Morán-Diez María E, Martínez de Alba Ángel Emilio, Rubio M Belén, Hermosa Rosa, Monte Enrique
Department of Microbiology and Genetics, Spanish-Portuguese Institute for Agricultural Research (CIALE), University of Salamanca, Villamayor, 37185 Salamanca, Spain.
J Fungi (Basel). 2021 Apr 19;7(4):318. doi: 10.3390/jof7040318.
There is no doubt that is an inhabitant of the rhizosphere that plays an important role in how plants interact with the environment. Beyond the production of cell wall degrading enzymes and metabolites, spp. can protect plants by inducing faster and stronger immune responses, a mechanism known as priming, which involves enhanced accumulation of dormant cellular proteins that function in intracellular signal amplification. One example of these proteins is the mitogen-activated protein kinases (MAPK) that are triggered by the rise of cytosolic calcium levels and cellular redox changes following a stressful challenge. Transcription factors such as WRKYs, MYBs, and MYCs, play important roles in priming as they act as regulatory nodes in the transcriptional network of systemic defence after stress recognition. In terms of long-lasting priming, spp. may be involved in plants epigenetic regulation through histone modifications and replacements, DNA (hypo)methylation, and RNA-directed DNA methylation (RdDM). Inheritance of these epigenetic marks for enhanced resistance and growth promotion, without compromising the level of resistance of the plant's offspring to abiotic or biotic stresses, seems to be an interesting path to be fully explored.
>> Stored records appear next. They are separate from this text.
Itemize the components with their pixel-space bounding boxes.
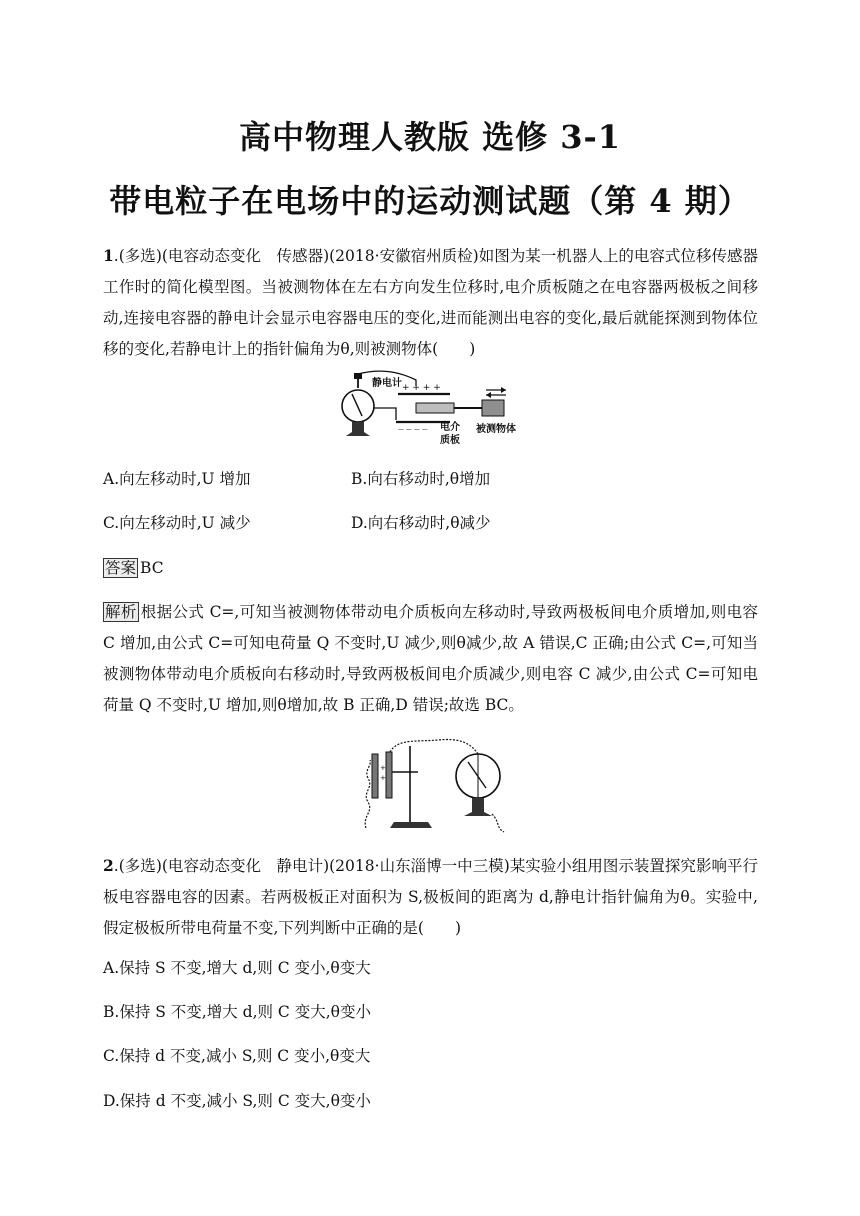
right-plate [386, 752, 392, 798]
q1-answer-line [103, 557, 164, 579]
question-1-stem [103, 240, 758, 365]
stand-base [390, 822, 432, 828]
q2-option-d: D.保持 d 不变,减小 S,则 C 变大,θ变小 [103, 1092, 371, 1110]
analysis-electrometer-base [464, 798, 492, 816]
left-plate [372, 754, 378, 798]
document-title: 高中物理人教版 选修 3-1 [238, 118, 622, 156]
coiled-wire-left [365, 760, 370, 828]
question-2-text: .(多选)(电容动态变化 静电计)(2018·山东淄博一中三模)某实验小组用图示装置探究影响平行板电容器电容的因素。若两极板正对面积为 S,极板间的距离为 d,静电计指针偏角为θ。实验中,假定极板所带电荷量不变,下列判断中正确的是( ) [103, 857, 758, 937]
q1-analysis-text: 根据公式 C=,可知当被测物体带动电介质板向左移动时,导致两极板间电介质增加,则电容 C 增加,由公式 C=可知电荷量 Q 不变时,U 减少,则θ减少,故 A 错误,C 正确;由公式 C=,可知当被测物体带动电介质板向右移动时,导致两极板间电介质减少,则电容 C 减少,由公式 C=可知电荷量 Q 不变时,U 增加,则θ增加,故 B 正确,D 错误;故选 BC。 [103, 603, 758, 714]
wire-bottom [374, 408, 396, 420]
dielectric-slab [416, 403, 454, 413]
label-dielectric-2: 质板 [440, 435, 460, 446]
label-plus-signs: + + + + [402, 383, 441, 393]
question-2-stem [103, 850, 758, 944]
q1-option-a: A.向左移动时,U 增加 [103, 470, 251, 488]
document-subtitle: 带电粒子在电场中的运动测试题（第 4 期） [109, 182, 751, 220]
label-dielectric-1: 电介 [440, 422, 460, 433]
electrometer-base [346, 422, 370, 436]
measured-object [482, 400, 504, 416]
coiled-wire-top [390, 740, 478, 754]
svg-text:+: + [380, 774, 386, 782]
q2-option-c: C.保持 d 不变,减小 S,则 C 变小,θ变大 [103, 1047, 371, 1065]
question-1-number: 1 [103, 246, 114, 265]
q1-option-b: B.向右移动时,θ增加 [351, 470, 491, 488]
arrow-left-icon [486, 392, 491, 398]
q1-analysis [103, 597, 758, 721]
analysis-tag: 解析 [105, 603, 137, 621]
label-minus-signs: — — — — [398, 426, 428, 433]
arrow-right-icon [501, 387, 506, 393]
question-1-figure [338, 368, 538, 448]
q1-answer: BC [140, 559, 164, 577]
q1-option-d: D.向右移动时,θ减少 [351, 514, 491, 532]
analysis-figure [358, 736, 508, 834]
label-measured-object: 被测物体 [476, 424, 516, 435]
q1-option-c: C.向左移动时,U 减少 [103, 514, 251, 532]
question-2-number: 2 [103, 856, 114, 875]
q2-option-a: A.保持 S 不变,增大 d,则 C 变小,θ变大 [103, 959, 371, 977]
label-electrometer: 静电计 [372, 378, 402, 389]
svg-text:+: + [380, 764, 386, 772]
question-1-text: .(多选)(电容动态变化 传感器)(2018·安徽宿州质检)如图为某一机器人上的电容式位移传感器工作时的简化模型图。当被测物体在左右方向发生位移时,电介质板随之在电容器两极板之间移动,连接电容器的静电计会显示电容器电压的变化,进而能测出电容的变化,最后就能探测到物体位移的变化,若静电计上的指针偏角为θ,则被测物体( ) [103, 247, 758, 358]
coiled-wire-right [492, 814, 504, 832]
answer-tag: 答案 [105, 559, 137, 577]
q2-option-b: B.保持 S 不变,增大 d,则 C 变大,θ变小 [103, 1003, 371, 1021]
毫无疑问,[具体名称未给出]是根际的一种栖居生物,在植物与环境的相互作用中发挥着重要作用。除了产生细胞壁降解酶和代谢产物外,[具体名称未给出]属物种可以通过诱导更快更强的免疫反应来保护植物,这种机制称为引发,它涉及在细胞内信号放大中起作用的休眠细胞蛋白的积累增加。这些蛋白的一个例子是丝裂原活化蛋白激酶(MAPK),它在应激挑战后由细胞质钙水平的升高和细胞氧化还原变化触发。转录因子如WRKY、MYB和MYC,在引发过程中起重要作用,因为它们在应激识别后作为系统防御转录网络中的调节节点。就持久引发而言,[具体名称未给出]属物种可能通过组蛋白修饰和替换、DNA(去)甲基化以及RNA指导的DNA甲基化(RdDM)参与植物的表观遗传调控。这些表观遗传标记的遗传以增强抗性和促进生长,同时不损害植物后代对非生物或生物胁迫的抗性水平,似乎是一条有待充分探索的有趣途径。